Bilibili Data Center Migration: Planning, Execution, and Lessons Learned
Bilibili’s 18‑month, multi‑regional data‑center migration moved tens of thousands of servers using a high‑frequency rolling strategy, combining meticulous planning, cross‑team coordination, automated rack placement and rigorous checklists to achieve significant cost savings, higher utilization, improved stability and greener operations.
The article presents a comprehensive case study of Bilibili's data‑center relocation project, which spanned 18 months across multiple regions in the Yangtze River Delta and involved moving tens of thousands of servers and networking devices to a new, more advanced facility.
Motivated by rapid business growth, the original data center had become outdated, saturated, and costly. To support multi‑active deployment, improve resource utilization, and enhance operational stability, Bilibili adopted a high‑frequency, rolling migration strategy that balances continuous service with efficient relocation.
The migration was the most complex and largest‑scale data‑center move in Bilibili's history, involving four source sites and covering nearly all online and offline services. Major challenges included large scale, long project duration, intricate scheduling, extensive coordination among dozens of teams (system, resource operations, infrastructure, procurement, business units, vendors), and strict efficiency requirements.
Key project management difficulties were highlighted: coordinating external processes such as customs clearance and logistics, aligning internal business shutdown and startup windows, and ensuring seamless handover of equipment. Weekly migration batches moved over 500 devices on average, with peak batches exceeding 1,700 units, demanding meticulous technical planning and rapid post‑migration handover within three days.
The overall migration plan comprised three major components: project evaluation, a detailed overall schedule, and pre‑migration preparations. Evaluation covered current infrastructure status, cost‑benefit analysis, and risk assessment, concluding that the move would yield significant cost savings, improved PUE, and higher server utilization.
Pre‑migration steps included inventorying all equipment, selecting qualified moving vendors, designing the new data‑center layout (rack placement, power density, network port allocation), and establishing dedicated inter‑site links to meet bandwidth and latency requirements for both online and offline workloads.
During execution, the team implemented automated rack‑placement algorithms, standardized IP configuration, and automated workflows to reduce manual errors. Physical migration emphasized safety, logistics planning, labeling, and insurance for high‑value assets. Post‑migration, consistency checks verified BIOS/BMC settings, OS configurations, and business‑specific customizations.
A detailed checklist guided each phase—from demand confirmation, vendor selection, and plan approval to on‑site inspection, labeling, packaging, rack‑up, power‑on testing, and final acceptance.

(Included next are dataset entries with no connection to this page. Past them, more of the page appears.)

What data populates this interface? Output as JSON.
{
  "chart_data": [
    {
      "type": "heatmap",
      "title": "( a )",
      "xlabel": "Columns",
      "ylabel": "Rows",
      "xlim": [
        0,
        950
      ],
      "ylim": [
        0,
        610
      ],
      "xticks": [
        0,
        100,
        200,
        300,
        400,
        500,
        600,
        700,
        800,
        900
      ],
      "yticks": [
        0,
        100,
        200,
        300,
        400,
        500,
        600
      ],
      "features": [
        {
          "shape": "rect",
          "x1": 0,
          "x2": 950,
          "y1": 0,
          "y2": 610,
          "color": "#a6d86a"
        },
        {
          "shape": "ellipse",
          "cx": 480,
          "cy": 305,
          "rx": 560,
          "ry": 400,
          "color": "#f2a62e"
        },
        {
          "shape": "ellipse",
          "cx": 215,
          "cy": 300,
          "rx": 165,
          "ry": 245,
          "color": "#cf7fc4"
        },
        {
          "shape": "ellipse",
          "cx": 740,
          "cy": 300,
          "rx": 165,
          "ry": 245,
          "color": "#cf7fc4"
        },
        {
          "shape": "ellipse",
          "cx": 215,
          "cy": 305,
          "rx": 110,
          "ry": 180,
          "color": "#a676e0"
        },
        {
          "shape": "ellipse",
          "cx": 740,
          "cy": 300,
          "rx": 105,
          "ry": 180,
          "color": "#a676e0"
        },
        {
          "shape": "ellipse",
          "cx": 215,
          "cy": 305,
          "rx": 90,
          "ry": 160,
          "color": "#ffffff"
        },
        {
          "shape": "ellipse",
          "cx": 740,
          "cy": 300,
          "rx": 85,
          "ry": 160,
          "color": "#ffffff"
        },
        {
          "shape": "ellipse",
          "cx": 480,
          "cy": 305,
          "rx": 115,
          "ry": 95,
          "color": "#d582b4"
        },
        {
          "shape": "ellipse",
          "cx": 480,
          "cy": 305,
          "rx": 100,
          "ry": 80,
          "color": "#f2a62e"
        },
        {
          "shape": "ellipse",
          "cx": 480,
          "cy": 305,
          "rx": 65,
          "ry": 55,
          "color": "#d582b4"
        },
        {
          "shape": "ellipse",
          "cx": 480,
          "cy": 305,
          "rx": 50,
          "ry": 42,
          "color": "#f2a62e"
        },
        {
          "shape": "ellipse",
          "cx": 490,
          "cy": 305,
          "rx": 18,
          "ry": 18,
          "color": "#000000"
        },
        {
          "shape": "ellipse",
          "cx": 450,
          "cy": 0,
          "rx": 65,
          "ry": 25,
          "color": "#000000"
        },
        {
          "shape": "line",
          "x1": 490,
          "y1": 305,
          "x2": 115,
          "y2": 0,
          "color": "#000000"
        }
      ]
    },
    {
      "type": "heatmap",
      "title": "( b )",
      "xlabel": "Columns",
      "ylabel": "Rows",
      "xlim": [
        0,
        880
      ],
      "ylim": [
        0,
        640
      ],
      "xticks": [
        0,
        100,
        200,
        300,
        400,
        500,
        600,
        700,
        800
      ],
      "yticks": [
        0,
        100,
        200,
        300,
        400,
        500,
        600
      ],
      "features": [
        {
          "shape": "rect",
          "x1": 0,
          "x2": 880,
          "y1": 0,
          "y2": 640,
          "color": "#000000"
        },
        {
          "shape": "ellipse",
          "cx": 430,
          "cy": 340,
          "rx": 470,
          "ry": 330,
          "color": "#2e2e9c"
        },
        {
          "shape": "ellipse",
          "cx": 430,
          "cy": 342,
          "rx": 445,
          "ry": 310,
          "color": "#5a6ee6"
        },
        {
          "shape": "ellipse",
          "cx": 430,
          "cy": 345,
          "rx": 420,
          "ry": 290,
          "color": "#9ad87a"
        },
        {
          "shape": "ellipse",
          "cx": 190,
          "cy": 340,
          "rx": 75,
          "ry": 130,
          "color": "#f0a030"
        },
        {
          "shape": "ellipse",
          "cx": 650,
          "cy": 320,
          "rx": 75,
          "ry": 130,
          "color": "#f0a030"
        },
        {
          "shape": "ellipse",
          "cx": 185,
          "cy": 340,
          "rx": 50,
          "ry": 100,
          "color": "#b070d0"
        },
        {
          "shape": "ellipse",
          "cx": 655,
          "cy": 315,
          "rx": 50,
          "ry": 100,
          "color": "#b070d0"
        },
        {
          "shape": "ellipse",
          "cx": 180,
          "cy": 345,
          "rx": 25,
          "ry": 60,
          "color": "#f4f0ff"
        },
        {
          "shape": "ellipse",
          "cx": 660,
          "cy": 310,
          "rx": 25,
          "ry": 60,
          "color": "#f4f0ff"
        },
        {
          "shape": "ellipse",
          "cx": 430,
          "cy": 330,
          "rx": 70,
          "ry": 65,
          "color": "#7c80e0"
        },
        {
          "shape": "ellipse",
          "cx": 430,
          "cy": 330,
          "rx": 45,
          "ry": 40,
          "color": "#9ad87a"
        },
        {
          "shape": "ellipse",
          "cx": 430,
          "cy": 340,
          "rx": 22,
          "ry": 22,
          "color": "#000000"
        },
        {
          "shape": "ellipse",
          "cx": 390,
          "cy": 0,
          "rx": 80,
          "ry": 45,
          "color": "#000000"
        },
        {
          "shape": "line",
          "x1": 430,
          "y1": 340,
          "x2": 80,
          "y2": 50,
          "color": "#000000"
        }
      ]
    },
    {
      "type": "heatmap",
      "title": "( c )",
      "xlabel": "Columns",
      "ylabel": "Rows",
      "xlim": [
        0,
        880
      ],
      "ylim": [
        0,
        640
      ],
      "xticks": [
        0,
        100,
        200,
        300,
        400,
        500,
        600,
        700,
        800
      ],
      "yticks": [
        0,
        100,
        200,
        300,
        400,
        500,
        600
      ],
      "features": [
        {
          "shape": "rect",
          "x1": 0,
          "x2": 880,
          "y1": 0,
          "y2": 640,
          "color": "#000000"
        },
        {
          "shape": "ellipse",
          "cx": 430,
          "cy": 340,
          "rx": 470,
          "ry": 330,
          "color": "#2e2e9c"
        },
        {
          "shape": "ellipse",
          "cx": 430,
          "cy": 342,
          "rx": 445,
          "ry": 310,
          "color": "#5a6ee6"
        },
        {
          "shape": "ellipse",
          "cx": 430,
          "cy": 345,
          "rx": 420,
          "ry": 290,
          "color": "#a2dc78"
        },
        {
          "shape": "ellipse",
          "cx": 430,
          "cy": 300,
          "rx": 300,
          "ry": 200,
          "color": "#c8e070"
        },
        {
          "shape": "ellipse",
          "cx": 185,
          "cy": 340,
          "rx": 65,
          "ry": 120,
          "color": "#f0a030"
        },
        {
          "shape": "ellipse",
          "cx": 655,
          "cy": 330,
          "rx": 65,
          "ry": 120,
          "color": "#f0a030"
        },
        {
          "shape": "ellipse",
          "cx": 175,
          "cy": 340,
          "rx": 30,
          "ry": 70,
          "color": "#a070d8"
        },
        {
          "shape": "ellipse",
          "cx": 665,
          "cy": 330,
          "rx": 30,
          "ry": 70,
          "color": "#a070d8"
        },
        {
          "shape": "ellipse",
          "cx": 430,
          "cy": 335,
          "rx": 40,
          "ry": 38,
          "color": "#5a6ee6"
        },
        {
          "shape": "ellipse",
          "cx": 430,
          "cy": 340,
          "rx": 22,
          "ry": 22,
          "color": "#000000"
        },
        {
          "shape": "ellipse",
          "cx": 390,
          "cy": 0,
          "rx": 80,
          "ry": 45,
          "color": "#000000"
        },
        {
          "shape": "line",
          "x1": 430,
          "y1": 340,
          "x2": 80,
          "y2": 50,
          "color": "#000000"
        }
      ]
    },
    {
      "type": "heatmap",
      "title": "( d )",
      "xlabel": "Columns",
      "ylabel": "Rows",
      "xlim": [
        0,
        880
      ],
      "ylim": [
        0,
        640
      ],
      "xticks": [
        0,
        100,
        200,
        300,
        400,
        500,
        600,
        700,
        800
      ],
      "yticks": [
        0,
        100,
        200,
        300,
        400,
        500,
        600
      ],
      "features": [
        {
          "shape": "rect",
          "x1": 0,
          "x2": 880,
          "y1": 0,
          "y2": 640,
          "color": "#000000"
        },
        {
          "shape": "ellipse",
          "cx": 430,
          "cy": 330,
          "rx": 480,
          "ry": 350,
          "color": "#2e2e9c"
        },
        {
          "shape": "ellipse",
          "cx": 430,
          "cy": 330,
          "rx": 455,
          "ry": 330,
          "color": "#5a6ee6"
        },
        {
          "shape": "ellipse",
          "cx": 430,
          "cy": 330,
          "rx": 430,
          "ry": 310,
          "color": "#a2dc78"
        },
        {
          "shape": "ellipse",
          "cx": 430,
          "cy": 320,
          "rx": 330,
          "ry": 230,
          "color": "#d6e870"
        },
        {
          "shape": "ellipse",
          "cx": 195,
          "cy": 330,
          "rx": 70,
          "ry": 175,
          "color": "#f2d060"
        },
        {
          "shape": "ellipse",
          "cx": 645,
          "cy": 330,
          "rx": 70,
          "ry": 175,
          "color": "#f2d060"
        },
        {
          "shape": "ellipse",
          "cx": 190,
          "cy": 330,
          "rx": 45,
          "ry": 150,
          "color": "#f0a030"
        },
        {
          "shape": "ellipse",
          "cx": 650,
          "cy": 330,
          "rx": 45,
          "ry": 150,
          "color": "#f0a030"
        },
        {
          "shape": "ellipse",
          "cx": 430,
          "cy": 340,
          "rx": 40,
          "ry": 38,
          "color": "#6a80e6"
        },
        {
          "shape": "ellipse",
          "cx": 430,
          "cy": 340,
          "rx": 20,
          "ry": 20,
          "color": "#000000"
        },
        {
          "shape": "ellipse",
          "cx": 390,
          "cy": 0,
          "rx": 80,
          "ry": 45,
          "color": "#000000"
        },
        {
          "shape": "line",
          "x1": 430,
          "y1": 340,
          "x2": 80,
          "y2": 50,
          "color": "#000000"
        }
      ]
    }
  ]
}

The checklist ensured that no step was omitted and facilitated smooth handover.
In the concluding outlook, the new data center aligns with China’s “dual‑carbon” goals, featuring greener, energy‑efficient designs that lower overall PUE and reduce carbon emissions. Operational metrics improved markedly: CPU utilization rose from ~25% to >35%, network architecture upgrades enhanced transmission efficiency, and systematic hardware refreshes reduced failure rates. The migration also enabled a thorough cleanup of legacy services and data.
Overall, the project demonstrates how systematic planning, cross‑departmental coordination, automation, and rigorous risk management can successfully execute large‑scale infrastructure migrations while delivering cost savings, performance gains, and environmental benefits.